Phrases like “What’s on the internet is forever” have become commonplace, but lately that might be becoming less and less accurate, as Google is preparing to stop backing up cached pages.
A cached page is a digital copy of a web page that’s stored in an individual user’s or organization’s temporary storage (such as short-term session storage). This essentially functions like a backup or ‘snapshot’ of these websites, and Google Search would make these backups as it combed the web for search results.
Google has been creating and storing different types of cached pages for pretty much as long as Google Search has existed, and Google’s collection of cached pages is sometimes called a “backup of the Internet.” Its practice of caching websites has been fundamental to Google’s search infrastructure since the start, and these cached links allow people to be able to see at least a past version of the site. This can be handy if the web page has gone offline for some reason, or if there have been substantial changes made.
The implications and thinking beyond Google
That’s now going to change, and Google will cease caching websites, according to Google’s official “Search Liaison” Danny Sulivan, as explained in his lengthy X (formerly Twitter) post.
He writes:
“Yes, it's been removed. I know, it's sad. I'm sad too. It's one of our oldest features. But it was meant for helping people access pages when way back, you often couldn't depend on a page loading. These days, things have greatly improved. So, it was decided to retire it.”
Hey, catching up. Yes, it's been removed. I know, it's sad. I'm sad too. It's one of our oldest features. But it was meant for helping people access pages when way back, you often couldn't depend on a page loading. These days, things have greatly improved. So, it was decided to…February 1, 2024
He also goes on to suggest that Google might make use of the Internet Archive’s library of snapshots of web pages in the About This Result section of future Google Search results. We can infer that he probably means the Internet Archive’s Wayback Machine, its digital archive of the World Wide Web. He praised the Internet Archive for what it does and clarifies that Google will have to reach out to the Internet Archive to make this happen.

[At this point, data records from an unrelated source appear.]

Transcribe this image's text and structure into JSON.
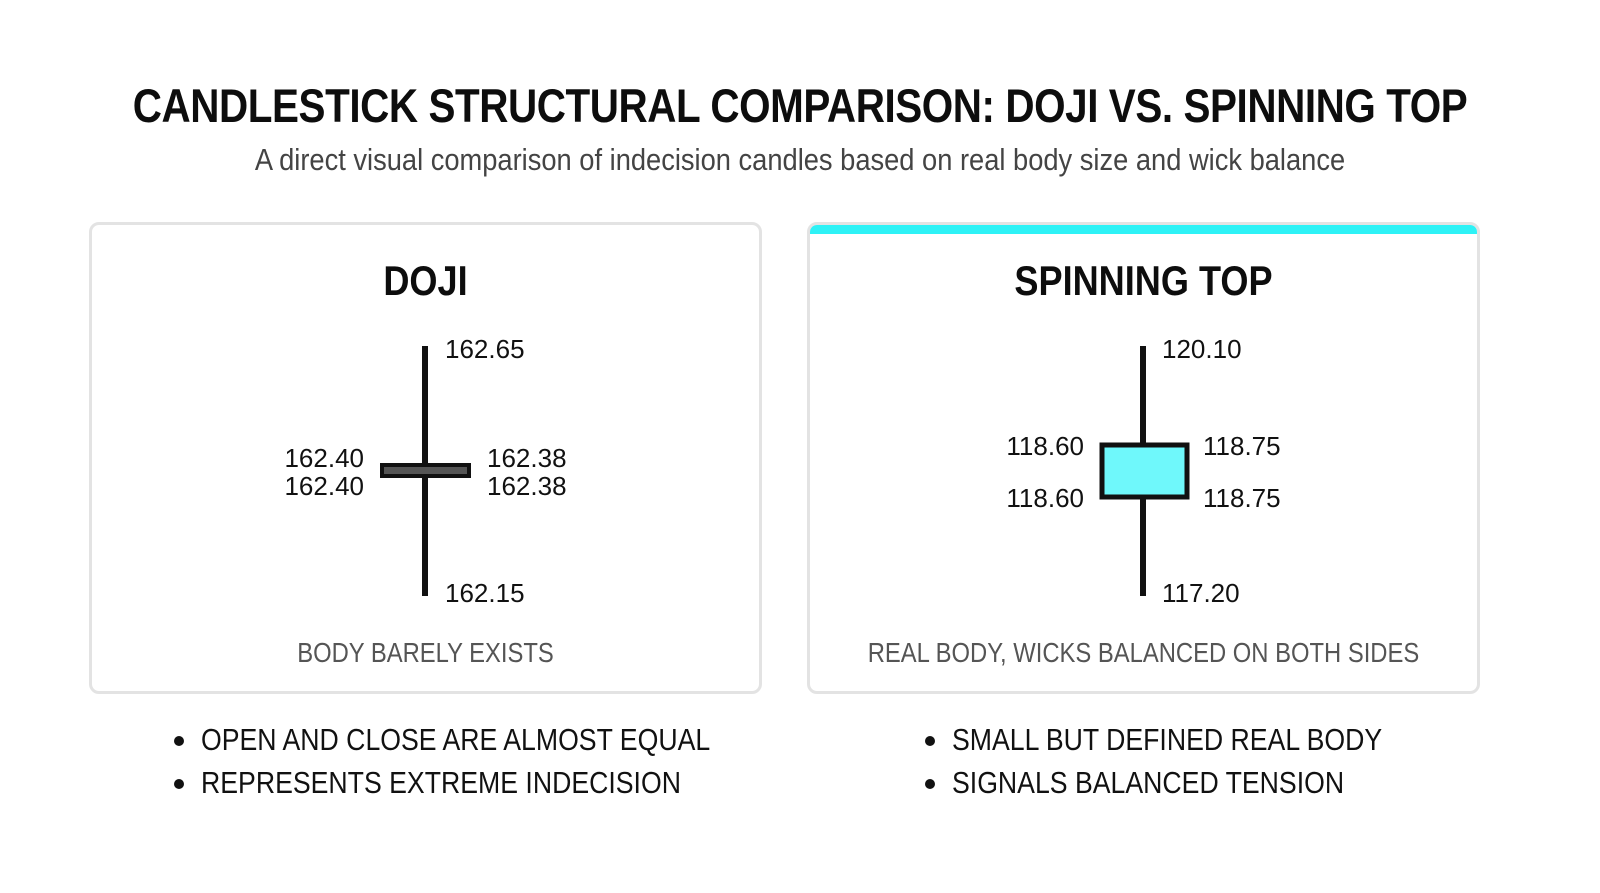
{
  "title": "CANDLESTICK STRUCTURAL COMPARISON: DOJI VS. SPINNING TOP",
  "subtitle": "A direct visual comparison of indecision candles based on real body size and wick balance",
  "accent_color": "#2ef2f6",
  "panels": [
    {
      "name": "DOJI",
      "high": "162.65",
      "low": "162.15",
      "open_left_top": "162.40",
      "open_left_bottom": "162.40",
      "close_right_top": "162.38",
      "close_right_bottom": "162.38",
      "body_color": "#555555",
      "caption": "BODY BARELY EXISTS",
      "bullets": [
        "OPEN AND CLOSE ARE ALMOST EQUAL",
        "REPRESENTS EXTREME INDECISION"
      ]
    },
    {
      "name": "SPINNING TOP",
      "high": "120.10",
      "low": "117.20",
      "open_left_top": "118.60",
      "open_left_bottom": "118.60",
      "close_right_top": "118.75",
      "close_right_bottom": "118.75",
      "body_color": "#6ff8fb",
      "caption": "REAL BODY, WICKS BALANCED ON BOTH SIDES",
      "bullets": [
        "SMALL BUT DEFINED REAL BODY",
        "SIGNALS BALANCED TENSION"
      ]
    }
  ]
}
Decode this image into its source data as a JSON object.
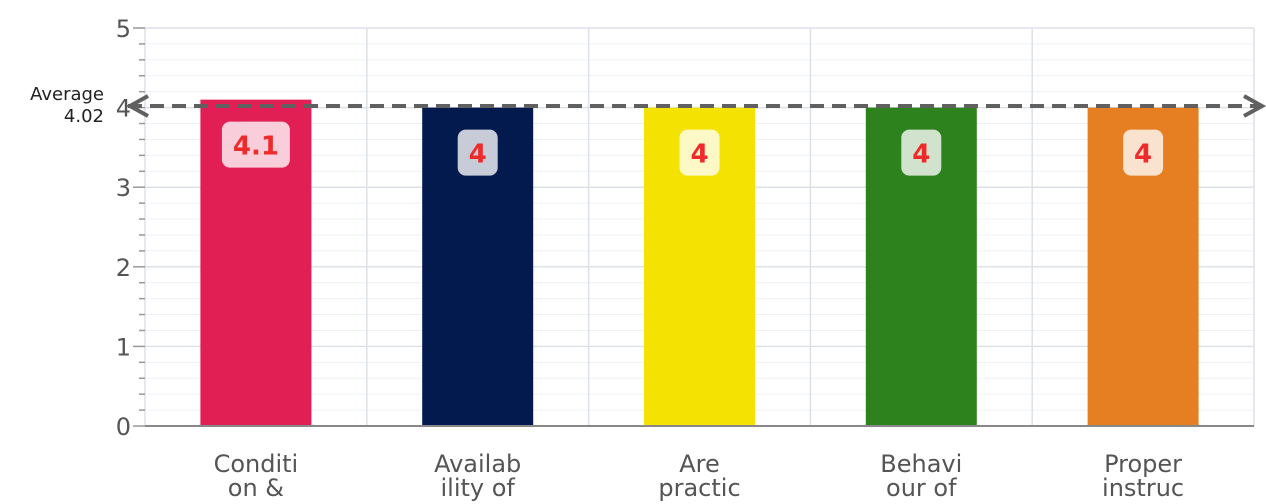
{
  "chart_data": {
    "type": "bar",
    "categories": [
      [
        "Conditi",
        "on &"
      ],
      [
        "Availab",
        "ility of"
      ],
      [
        "Are",
        "practic"
      ],
      [
        "Behavi",
        "our of"
      ],
      [
        "Proper",
        "instruc"
      ]
    ],
    "values": [
      4.1,
      4,
      4,
      4,
      4
    ],
    "data_labels": [
      "4.1",
      "4",
      "4",
      "4",
      "4"
    ],
    "colors": [
      "#e21f55",
      "#031a4f",
      "#f4e203",
      "#2d821d",
      "#e67e22"
    ],
    "ylim": [
      0,
      5
    ],
    "yticks": [
      0,
      1,
      2,
      3,
      4,
      5
    ],
    "grid": true,
    "average": {
      "value": 4.02,
      "label_line1": "Average",
      "label_line2": "4.02"
    }
  }
}
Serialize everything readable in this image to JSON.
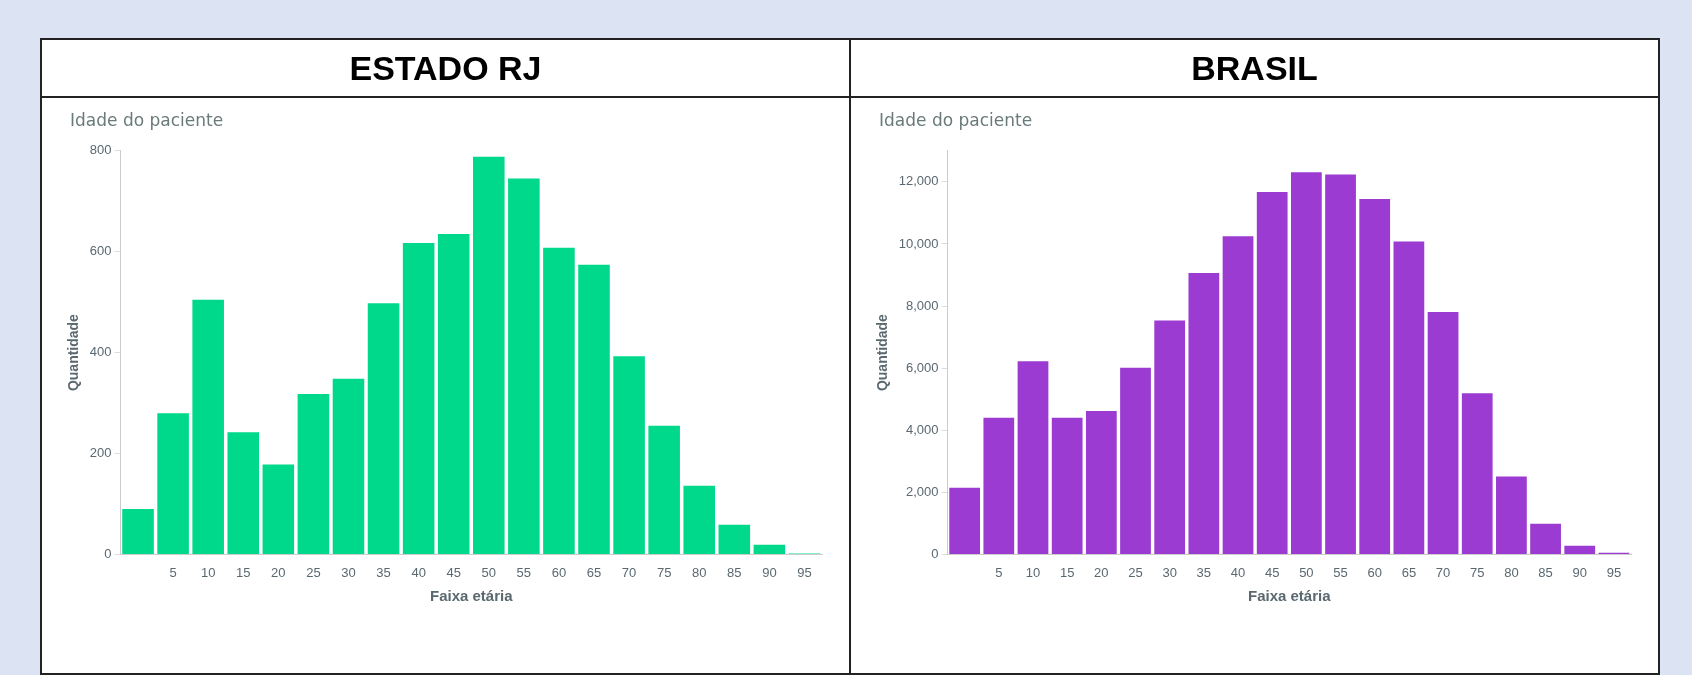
{
  "chart_data": [
    {
      "type": "bar",
      "title": "ESTADO RJ",
      "subtitle": "Idade do paciente",
      "xlabel": "Faixa etária",
      "ylabel": "Quantidade",
      "categories": [
        null,
        "5",
        "10",
        "15",
        "20",
        "25",
        "30",
        "35",
        "40",
        "45",
        "50",
        "55",
        "60",
        "65",
        "70",
        "75",
        "80",
        "85",
        "90",
        "95"
      ],
      "values": [
        90,
        280,
        505,
        242,
        178,
        318,
        348,
        498,
        617,
        635,
        788,
        745,
        608,
        574,
        393,
        255,
        136,
        59,
        19,
        2
      ],
      "color": "#00d98b",
      "ylim": [
        0,
        800
      ],
      "yticks": [
        0,
        200,
        400,
        600,
        800
      ],
      "grid": false,
      "legend": false
    },
    {
      "type": "bar",
      "title": "BRASIL",
      "subtitle": "Idade do paciente",
      "xlabel": "Faixa etária",
      "ylabel": "Quantidade",
      "categories": [
        null,
        "5",
        "10",
        "15",
        "20",
        "25",
        "30",
        "35",
        "40",
        "45",
        "50",
        "55",
        "60",
        "65",
        "70",
        "75",
        "80",
        "85",
        "90",
        "95"
      ],
      "values": [
        2150,
        4400,
        6220,
        4400,
        4620,
        6010,
        7530,
        9060,
        10250,
        11670,
        12310,
        12240,
        11450,
        10080,
        7810,
        5190,
        2510,
        990,
        280,
        50
      ],
      "color": "#9b3bd1",
      "ylim": [
        0,
        13000
      ],
      "yticks": [
        0,
        {
          "value": 2000,
          "label": "2,000"
        },
        {
          "value": 4000,
          "label": "4,000"
        },
        {
          "value": 6000,
          "label": "6,000"
        },
        {
          "value": 8000,
          "label": "8,000"
        },
        {
          "value": 10000,
          "label": "10,000"
        },
        {
          "value": 12000,
          "label": "12,000"
        }
      ],
      "grid": false,
      "legend": false
    }
  ]
}
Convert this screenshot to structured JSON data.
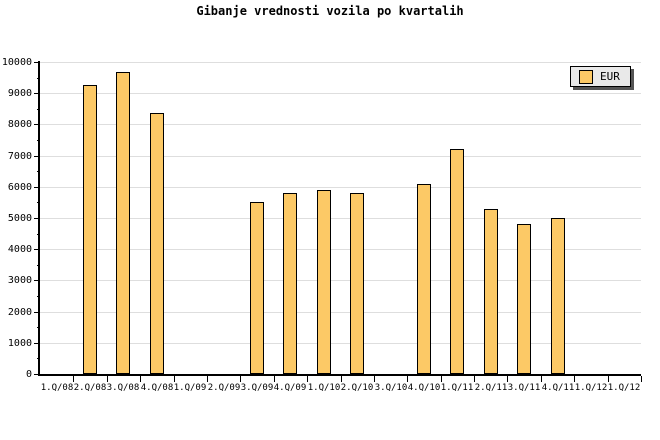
{
  "title": "Gibanje vrednosti vozila po kvartalih",
  "legend": {
    "label": "EUR",
    "swatch_color": "#FCC966",
    "position": "top-right"
  },
  "colors": {
    "background": "#FFFFFF",
    "bar_fill": "#FCC966",
    "bar_border": "#000000",
    "gridline": "#DEDEDE",
    "axis": "#000000",
    "legend_background": "#E9E9E9",
    "legend_shadow": "#555555",
    "text": "#000000"
  },
  "chart_data": {
    "type": "bar",
    "title": "Gibanje vrednosti vozila po kvartalih",
    "xlabel": "",
    "ylabel": "",
    "categories": [
      "1.Q/08",
      "2.Q/08",
      "3.Q/08",
      "4.Q/08",
      "1.Q/09",
      "2.Q/09",
      "3.Q/09",
      "4.Q/09",
      "1.Q/10",
      "2.Q/10",
      "3.Q/10",
      "4.Q/10",
      "1.Q/11",
      "2.Q/11",
      "3.Q/11",
      "4.Q/11",
      "1.Q/12",
      "1.Q/12"
    ],
    "series": [
      {
        "name": "EUR",
        "values": [
          null,
          9270,
          9680,
          8350,
          null,
          null,
          5500,
          5800,
          5900,
          5800,
          null,
          6100,
          7200,
          5280,
          4800,
          5000,
          null,
          null
        ]
      }
    ],
    "ylim": [
      0,
      10000
    ],
    "yticks": [
      0,
      1000,
      2000,
      3000,
      4000,
      5000,
      6000,
      7000,
      8000,
      9000,
      10000
    ],
    "ytick_minor_step": 500,
    "grid": "horizontal-major",
    "legend_position": "top-right"
  }
}
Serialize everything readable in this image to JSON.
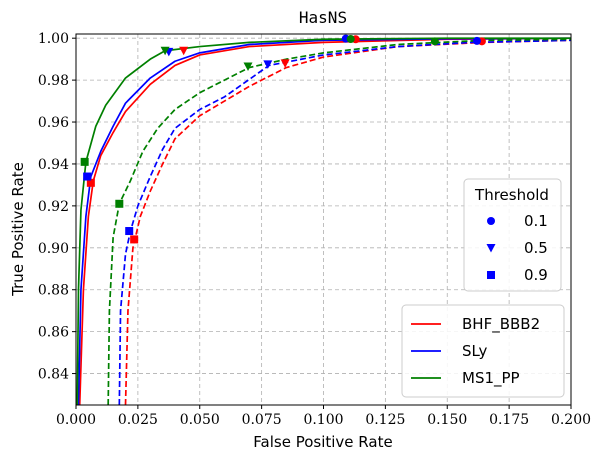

The Wayback Machine is somewhat similar to Google’s collection of cached pages, except a good deal smaller and younger than Google Search. While Sulivan is probably on to something, it’s going to be a challenge for Google to resolve if it wants to keep up the credibility of its search results.
The Wayback Machine is quite extensive, but it’s not as extensive as Google’s collection of cached information. Also, the Internet Archive is a nonprofit organization with more limited resources than the likes of Google, and it prioritizes more popular and significant websites. Additionally, it would be relinquishing a great deal of control over the archival process and passing over a lot of that responsibility to the Internet Archive.
The wider implications and how you can cache a page for yourself
Cached pages have been disappearing and reappearing for some users since December 2023, and according to Ars Technica, as of February 2, 2024, it couldn’t locate any Google Search cache links.
It does point out that for now, you can create your own cache links through one of the following ways:
1. Type "https://webcache.googleusercontent.com/search?q=cache:" plus the website URL of the website you’d like to cache (without the quotation marks)
2. Enter “cache:” (without quotation marks) plus a URL straight into Google Search.
Ars Technica also reports that Google has taken down all of the support pages about cached websites.
Before this change, every result that came up in a Google Search would have cached links that could be found in the drop-down menu next to it. A Google web crawler would continuously scour the web to try and find updated pages (to make sure its search results were up to date), and in that process, it would save the version of the page that it came across at the moment it found it.
It’s easy to imagine how all this storing of historical websites could pile up to immense amounts of data, especially as internet use and use of Google search in particular have grown over the past few decades. This might be a move to cut data storage costs, as getting rid of its vast collection of cached pages will probably free a lot of storage space.
If this is a cost-cutting move, then it will be a real shame, as Google’s caching of the internet has been a vital part of documenting and preserving the ever-evolving World Wide Web, which has not just been useful for researchers and students, but for anyone who wanted to revisit sites and pages that have otherwise disappeared.